Niat dan motivasi menentukan sifat dasar yang sebenarnya dari suatu akad, disamping menentukan status hukum dalam hal sah atau tidak sahnya suatu perbuatan. Sehingga ketika suatu hadiah atau donasi yang diberikan bertentangan dengan beberapa ketentuan maka akad itu akan berubah menjadi akad jual-beli dan bukan lagi akad hadiah walaupun namanya Hadiah atau Donasi. Begitu juga dengan akad hawalah (pendelegasian hutang). Jika orang yang berhutang masih memliki kewajiban untuk melunasi hutangnya disamping orang yang menggantinya, maka akad tersebut jatuh pada akad Kafalah meskipun nama akadnya Hawalah. Sama halnya dalam kerjasama Mudharabah jika ada ketentuan yang menyatakan bahwa pihak yang menyediakan modal akan memperoleh semua keuntungannya maka akad itu disebut Mudharabah tapi akad hutang.[9]
Sebagai contoh dari suatu kontrak ditentukan oleh tujuan dan maksud kontrak tersebut adalah giro di bank komersial. Para ulama kontemporer memperlakukan giro sebagai suatu kontrak hutang daripada kontrak wadiah atau amanah disebabkan karena kontrak wadiah harus memenuhi syarat bahwa sebagai titipan di tangan orang yang dipercaya dengan tujuan menjaga keamanan dan tidak ada keharusan suatu kewajiban atau misalnya apabila barang yang dititipkan itu rusak bukan karena kecerobohan maka tidak ada kewajiban untuk menggantinya, kemudian adalah bahwa titipan tersebut tidak dapat dipakai oleh orang yang menerima amanah tersebut.
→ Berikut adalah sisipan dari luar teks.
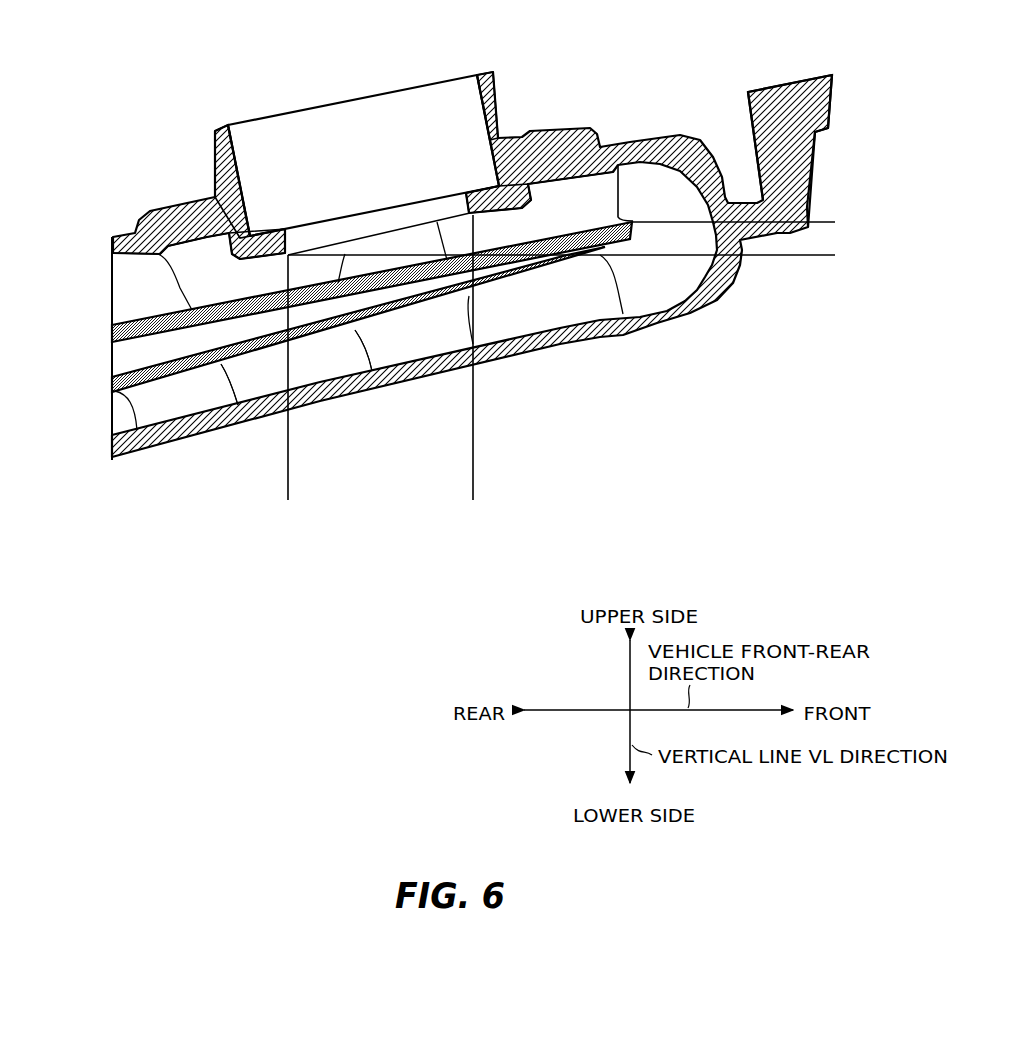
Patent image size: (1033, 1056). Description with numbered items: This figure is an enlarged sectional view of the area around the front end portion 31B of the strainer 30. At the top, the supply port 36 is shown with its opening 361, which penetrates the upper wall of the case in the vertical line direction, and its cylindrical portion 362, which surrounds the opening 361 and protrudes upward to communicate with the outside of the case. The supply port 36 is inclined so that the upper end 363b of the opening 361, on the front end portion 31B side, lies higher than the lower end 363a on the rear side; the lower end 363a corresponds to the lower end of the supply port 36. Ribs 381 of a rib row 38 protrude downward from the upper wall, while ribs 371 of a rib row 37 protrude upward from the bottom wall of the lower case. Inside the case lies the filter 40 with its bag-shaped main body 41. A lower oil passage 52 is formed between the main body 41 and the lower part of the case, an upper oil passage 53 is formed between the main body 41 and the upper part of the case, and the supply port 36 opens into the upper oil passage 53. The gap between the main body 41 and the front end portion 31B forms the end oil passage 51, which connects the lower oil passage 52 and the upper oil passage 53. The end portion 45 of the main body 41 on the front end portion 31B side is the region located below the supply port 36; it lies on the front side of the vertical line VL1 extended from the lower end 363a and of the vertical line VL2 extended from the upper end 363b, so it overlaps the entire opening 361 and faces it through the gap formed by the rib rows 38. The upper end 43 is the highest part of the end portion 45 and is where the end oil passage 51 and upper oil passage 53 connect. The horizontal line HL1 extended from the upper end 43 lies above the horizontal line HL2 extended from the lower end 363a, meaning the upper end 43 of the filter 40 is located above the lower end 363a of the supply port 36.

The strainer 30 is at (709, 415).
The front end portion 31B is at (728, 201).
The supply port 36 is at (152, 71).
The opening 361 is at (301, 231).
The cylindrical portion 362 is at (215, 128).
The lower end 363a is at (288, 254).
The upper end 363b is at (470, 213).
The rib row 37 is at (628, 293).
The rib 371 is at (247, 392).
The rib row 38 is at (130, 242).
The rib 381 is at (190, 250).
The filter 40 is at (110, 333).
The main body 41 is at (112, 388).
The upper end 43 is at (633, 222).
The end portion 45 is at (457, 250).
The end oil passage 51 is at (659, 212).
The lower oil passage 52 is at (178, 418).
The upper oil passage 53 is at (166, 303).
The horizontal line HL1 is at (760, 220).
The horizontal line HL2 is at (587, 253).
The vertical line VL1 is at (291, 395).
The vertical line VL2 is at (475, 373).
Tetapi apabila barang wadiah tersebut dipakai oleh si pemegang amanah dengan seizin yang punya maka kontrak wadiah berubah menjadi kontrak hutang, kontrak agensi atau kontrak kerjasama.
Dan bagaimana dengan giro pada di Bank Syariah ? Ternyata hal yang ditemukan adalah sangat kontras dari prinsip Wadiah yakni sebagai berikut :
1.      Bank Syariah menggunakan uang yang dititipkan dan tidak berlaku dalam kasus Wadiah.
2.      Bank Syariah mencampur adukkan uang titipan itu dengan tabungan yang lain.
3.      Bank Syariah selalu menjamin pengembaliannya dengan aman, atau bank menanggung semua kewajiban dan resiko terkait uang yang dititipkan.
4.      Bank Syariah tidak mengembalikan uang yang sama tetapi uang lain dalam jumlah yang sama.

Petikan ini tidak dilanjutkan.